Although the title will immediately suggest contacting the departed by the mediation of a medium, I would suggest at least two other modes whereby communications from the soul-order beyond reach people. One mode is fairly routinely experienced and not viewed as unusual, transcendental, or weird in any way. The other one depends upon the extraordinary powers some few people develop or carry from early years. But let me first address the obvious, talking to the dead.

Spiritualistic Phenomena. Let me start here by explicitly expressing my own opinion on such communications so that those seeking positive reinforcement can avoid irritation and just click away to somewhere else. True: the rather extensive literature persuades me that such communications do indeed take place, but I’ve come to think of them as almost useless means of learning anything useful beyond knowledge much more easily obtained by other means—namely that another world (or worlds) beyond exist. The analogy I would suggests is learning something about China by means of interviewing derelicts and unfortunates on the margins of Chinese society in great cities like Shanghai, Beijing, or Hong Kong. Real mediums exist, I think, but the field is ripe with temptations to exploit gullible people. In the paranormal domain, spiritualism is almost impossible, therefore, to study in structured and rational ways.

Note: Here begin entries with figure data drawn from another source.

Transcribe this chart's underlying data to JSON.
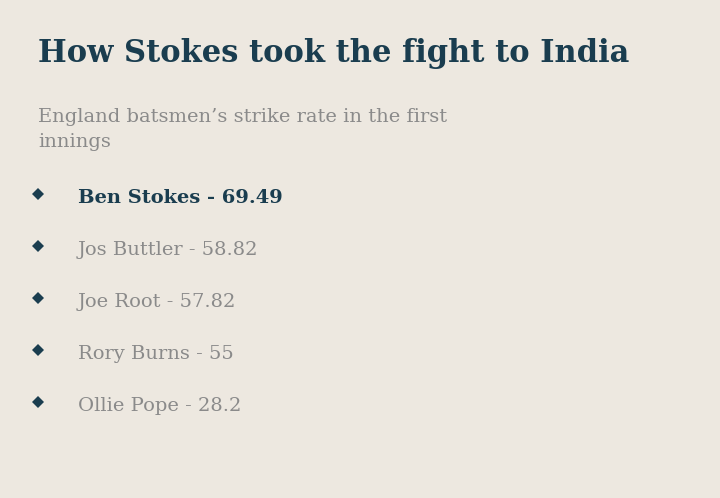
{
  "title": "How Stokes took the fight to India",
  "subtitle": "England batsmen’s strike rate in the first\ninnings",
  "background_color": "#ede8e0",
  "title_color": "#1a3d4f",
  "subtitle_color": "#8a8a8a",
  "diamond_color": "#1a3d4f",
  "players": [
    {
      "name": "Ben Stokes - 69.49",
      "bold": true
    },
    {
      "name": "Jos Buttler - 58.82",
      "bold": false
    },
    {
      "name": "Joe Root - 57.82",
      "bold": false
    },
    {
      "name": "Rory Burns - 55",
      "bold": false
    },
    {
      "name": "Ollie Pope - 28.2",
      "bold": false
    }
  ],
  "title_fontsize": 22,
  "subtitle_fontsize": 14,
  "player_fontsize": 14,
  "figsize": [
    7.2,
    4.98
  ],
  "dpi": 100
}
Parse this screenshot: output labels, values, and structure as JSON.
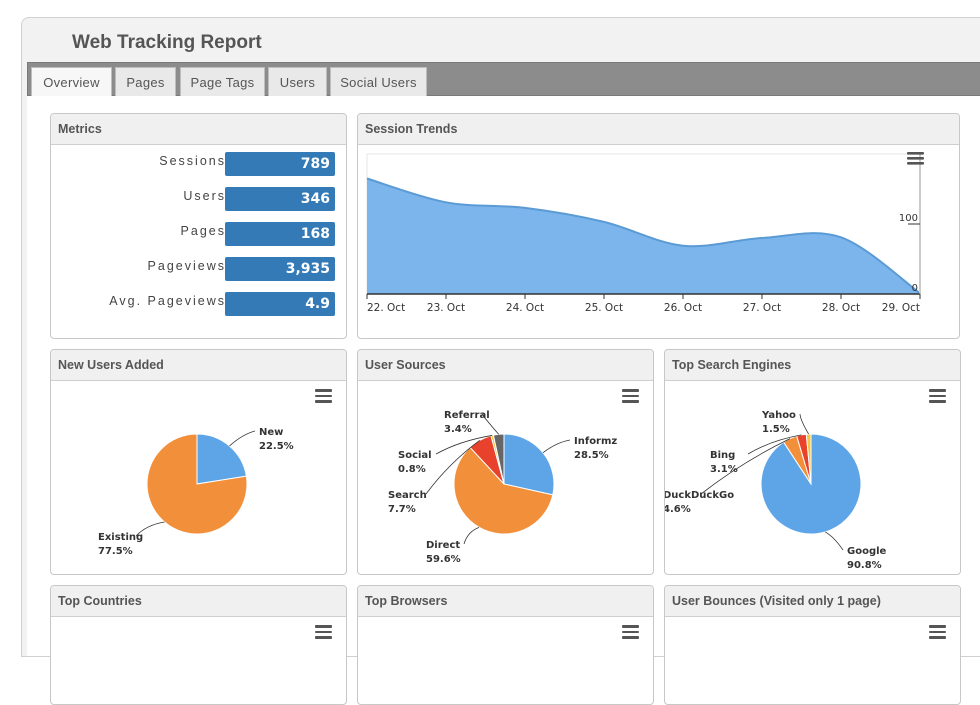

I come to these conclusions for a number of reasons. What reports of near-death experiences (NDEs) suggest is that disembodied souls have a devil of a time communicating with the living—and the reason for this that I’ve suggested is that they lack access to the instruments by which to reach people in bodies. Those people are equally “blind,” as it were, to the other reality because the functioning of their bodies interferes with seeing the soul dimension. This suggests that unusual circumstances are required for any kind of communication. The central figure here becomes the medium. Virtually all mediums go into trances while they “channel” the other world. That word is suggestive. It suggests that the medium is a tool rather than an agency. The medium absents herself (most mediums are women). She gets out of the way. The spirit on the other side appears to take over the medium’s “instruments,” principally her vocal chords and, presumably, certain functions of her brain. Hence mediums often speak in strange voices. And there are rare cases where the other party in fact comments on the difficulties of using the medium’s body. Many mediums also make use (or are made use of by) a guide or a “control,” thus another spirit on the other side, who is well matched to the medium and in turns transmits information from a third party—the departed.

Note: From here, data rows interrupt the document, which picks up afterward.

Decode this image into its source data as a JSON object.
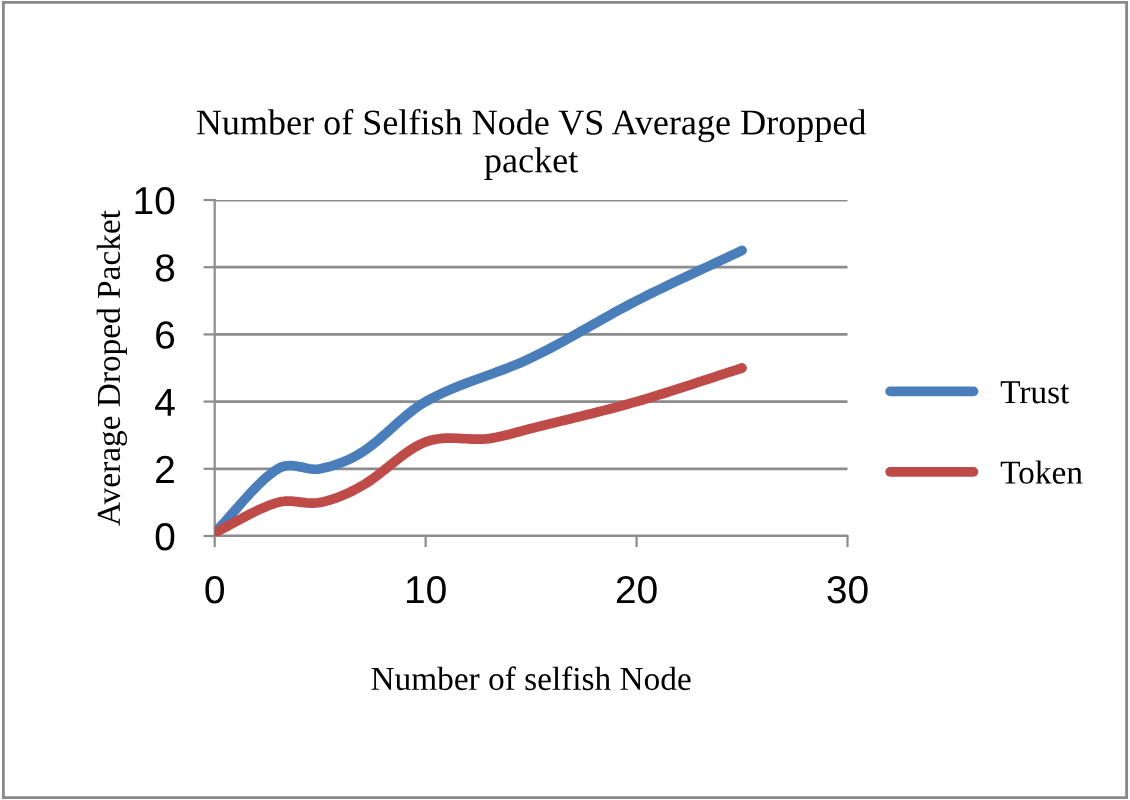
{
  "chart_data": {
    "type": "line",
    "title": "Number of Selfish Node VS Average Dropped\npacket",
    "xlabel": "Number of selfish Node",
    "ylabel": "Average Droped Packet",
    "series": [
      {
        "name": "Trust",
        "color": "#4a7ebb",
        "x": [
          0,
          3,
          5,
          7,
          10,
          15,
          20,
          25
        ],
        "values": [
          0.1,
          2,
          2,
          2.5,
          4,
          5.3,
          7,
          8.5
        ]
      },
      {
        "name": "Token",
        "color": "#be4b48",
        "x": [
          0,
          3,
          5,
          7,
          10,
          13,
          15,
          20,
          25
        ],
        "values": [
          0.1,
          1,
          1,
          1.5,
          2.8,
          2.9,
          3.2,
          4,
          5
        ]
      }
    ],
    "xlim": [
      0,
      30
    ],
    "xticks": [
      0,
      10,
      20,
      30
    ],
    "ylim": [
      0,
      10
    ],
    "yticks": [
      0,
      2,
      4,
      6,
      8,
      10
    ],
    "grid": "y",
    "legend": "right",
    "marker": "none",
    "line_style": "solid"
  }
}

This suggests to me that some minimal form of at least partial possession is a necessary aspect of the spiritualistic phenomenon. A spirit must gain access to a living person; that person has to get out of the way, accomplished by the trance; then communications of a sort commence. The maintenance of this strange duality—two agencies using the same body—is difficult, chancy, and tiring to the medium. I for one see the medium’s gifts as ill-used in such communications for reasons that have to do with the other aspect of this phenomenon: its fundamentally banal content.

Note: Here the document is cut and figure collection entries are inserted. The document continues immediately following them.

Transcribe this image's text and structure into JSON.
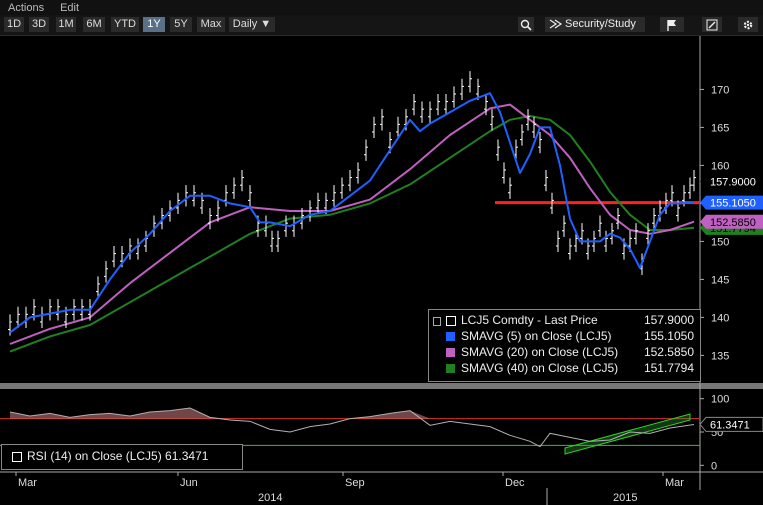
{
  "menu": {
    "actions": "Actions",
    "edit": "Edit"
  },
  "toolbar": {
    "periods": [
      "1D",
      "3D",
      "1M",
      "6M",
      "YTD",
      "1Y",
      "5Y",
      "Max"
    ],
    "active_period": "1Y",
    "frequency": "Daily ▼",
    "security_study": "Security/Study",
    "icons": [
      "magnifier-icon",
      "flag-icon",
      "edit-icon",
      "gear-icon"
    ]
  },
  "colors": {
    "price": "#ffffff",
    "sma5": "#2060ff",
    "sma20": "#c060c0",
    "sma40": "#208020",
    "hline": "#ff2020",
    "rsi": "#b0b0b0"
  },
  "legend": {
    "price": {
      "label": "LCJ5 Comdty - Last Price",
      "value": "157.9000"
    },
    "sma5": {
      "label": "SMAVG (5) on Close (LCJ5)",
      "value": "155.1050"
    },
    "sma20": {
      "label": "SMAVG (20) on Close (LCJ5)",
      "value": "152.5850"
    },
    "sma40": {
      "label": "SMAVG (40) on Close (LCJ5)",
      "value": "151.7794"
    }
  },
  "price_tags": {
    "price": "157.9000",
    "sma5": "155.1050",
    "sma20": "152.5850",
    "sma40": "151.7794"
  },
  "rsi_tag": "61.3471",
  "rsi_legend": "RSI (14) on Close (LCJ5) 61.3471",
  "chart_data": {
    "type": "line",
    "y_ticks": [
      135,
      140,
      145,
      150,
      155,
      160,
      165,
      170
    ],
    "ylim": [
      131.5,
      176.5
    ],
    "rsi_ticks": [
      0,
      50,
      100
    ],
    "rsi_ylim": [
      -10,
      110
    ],
    "x_months": [
      "Mar",
      "Jun",
      "Sep",
      "Dec",
      "Mar"
    ],
    "x_years": [
      "2014",
      "2015"
    ],
    "horizontal_line": 155.1,
    "rsi_levels": [
      70,
      30
    ],
    "series": [
      {
        "name": "LCJ5 Comdty - Last Price",
        "color_key": "price",
        "x": [
          0,
          8,
          16,
          24,
          32,
          40,
          48,
          56,
          64,
          72,
          80,
          88,
          96,
          104,
          112,
          120,
          128,
          136,
          144,
          152,
          160,
          168,
          176,
          184,
          192,
          200,
          208,
          216,
          224,
          232,
          240,
          248,
          256,
          262,
          268,
          276,
          284,
          292,
          300,
          308,
          316,
          324,
          332,
          340,
          348,
          356,
          364,
          372,
          380,
          388,
          396,
          404,
          412,
          420,
          428,
          436,
          444,
          452,
          460,
          468,
          476,
          482,
          488,
          494,
          500,
          506,
          512,
          518,
          524,
          530,
          536,
          542,
          548,
          554,
          560,
          566,
          572,
          578,
          584,
          590,
          596,
          602,
          608,
          614,
          620,
          626,
          632,
          638,
          644,
          650,
          656,
          662,
          668,
          674,
          680,
          684
        ],
        "values": [
          139,
          140,
          140,
          141,
          140,
          141,
          141,
          140,
          141,
          141,
          141,
          144,
          146,
          148,
          148,
          149,
          149,
          150,
          152,
          153,
          154,
          155,
          156,
          156,
          155,
          153,
          154,
          156,
          157,
          158,
          156,
          152,
          152,
          150,
          150,
          152,
          152,
          153,
          154,
          155,
          155,
          156,
          157,
          158,
          159,
          162,
          165,
          166,
          163,
          165,
          166,
          168,
          167,
          167,
          168,
          168,
          169,
          170,
          171,
          170,
          168,
          166,
          162,
          159,
          157,
          162,
          164,
          166,
          165,
          163,
          158,
          155,
          150,
          152,
          149,
          150,
          151,
          149,
          150,
          152,
          150,
          151,
          153,
          149,
          150,
          151,
          147,
          151,
          153,
          154,
          155,
          156,
          154,
          156,
          157,
          158
        ]
      },
      {
        "name": "SMAVG (5) on Close (LCJ5)",
        "color_key": "sma5",
        "x": [
          0,
          20,
          40,
          60,
          80,
          100,
          120,
          140,
          160,
          180,
          200,
          220,
          240,
          250,
          260,
          280,
          300,
          320,
          340,
          360,
          380,
          400,
          410,
          420,
          440,
          460,
          480,
          490,
          500,
          510,
          520,
          530,
          540,
          550,
          560,
          570,
          580,
          590,
          600,
          610,
          620,
          630,
          640,
          650,
          660,
          670,
          680,
          684
        ],
        "values": [
          138,
          140,
          140.5,
          141,
          141,
          145,
          148.5,
          151,
          154,
          156,
          156,
          155,
          154.5,
          152.5,
          152.5,
          152,
          153.5,
          154,
          156,
          158,
          162,
          166,
          164.5,
          165.5,
          167,
          168.5,
          169.5,
          167,
          163,
          159,
          161.5,
          165,
          165,
          160,
          153,
          150,
          150,
          150,
          151,
          150.5,
          149,
          146.5,
          150,
          153.5,
          155,
          155,
          155.1,
          155.1
        ]
      },
      {
        "name": "SMAVG (20) on Close (LCJ5)",
        "color_key": "sma20",
        "x": [
          0,
          40,
          80,
          120,
          160,
          200,
          240,
          280,
          320,
          360,
          400,
          440,
          480,
          500,
          520,
          540,
          560,
          580,
          600,
          620,
          640,
          660,
          684
        ],
        "values": [
          136.5,
          138.5,
          140,
          144.5,
          148.5,
          152.5,
          154.5,
          154,
          154,
          155.5,
          159.5,
          164,
          167.5,
          168,
          166,
          164,
          161,
          157,
          153.5,
          151.5,
          151,
          151.5,
          152.6
        ]
      },
      {
        "name": "SMAVG (40) on Close (LCJ5)",
        "color_key": "sma40",
        "x": [
          0,
          40,
          80,
          120,
          160,
          200,
          240,
          280,
          320,
          360,
          400,
          440,
          480,
          500,
          520,
          540,
          560,
          580,
          600,
          620,
          640,
          660,
          684
        ],
        "values": [
          135.5,
          137.5,
          139,
          142,
          145,
          148,
          151,
          153,
          153.5,
          155,
          157.5,
          161,
          164.5,
          166,
          166.5,
          166,
          164,
          160.5,
          156.5,
          153.5,
          151.5,
          151.5,
          151.8
        ]
      }
    ],
    "rsi_series": {
      "name": "RSI (14) on Close (LCJ5)",
      "x": [
        0,
        20,
        40,
        60,
        80,
        100,
        120,
        140,
        160,
        180,
        200,
        220,
        240,
        260,
        280,
        300,
        320,
        340,
        360,
        380,
        400,
        420,
        440,
        460,
        480,
        500,
        520,
        530,
        540,
        560,
        580,
        600,
        620,
        640,
        660,
        684
      ],
      "values": [
        80,
        74,
        78,
        72,
        76,
        78,
        74,
        80,
        82,
        86,
        72,
        68,
        66,
        54,
        50,
        58,
        62,
        70,
        73,
        78,
        82,
        60,
        66,
        62,
        58,
        45,
        36,
        28,
        48,
        42,
        36,
        38,
        50,
        48,
        56,
        61.3
      ]
    }
  }
}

In years of looking at this phenomenon from time to time, I have yet to discover anywhere any information regarding the “beyond” which cannot be found with much less hocus-pocus in the writings of speculators, moralists, and other authors on values or cosmologies. There is nothing much there. What a person can discover is proof that life continues after this stint on earth, but for that we do not need to talk to some departed grandpa who still remembers the pet dog’s name. If the reader is interested in confirming this, I would suggest the excellent web site of SurvivalAfterDeath.org.uk accessible here. This site reproduces many original papers and extracts from the psychical literature reaching well into the nineteenth century; there is much else there as well on psychical research beyond spiritualism.

I will defer discussion of the other two categories of communications to future posts because this entry, as I observe, has already reached its appointed length.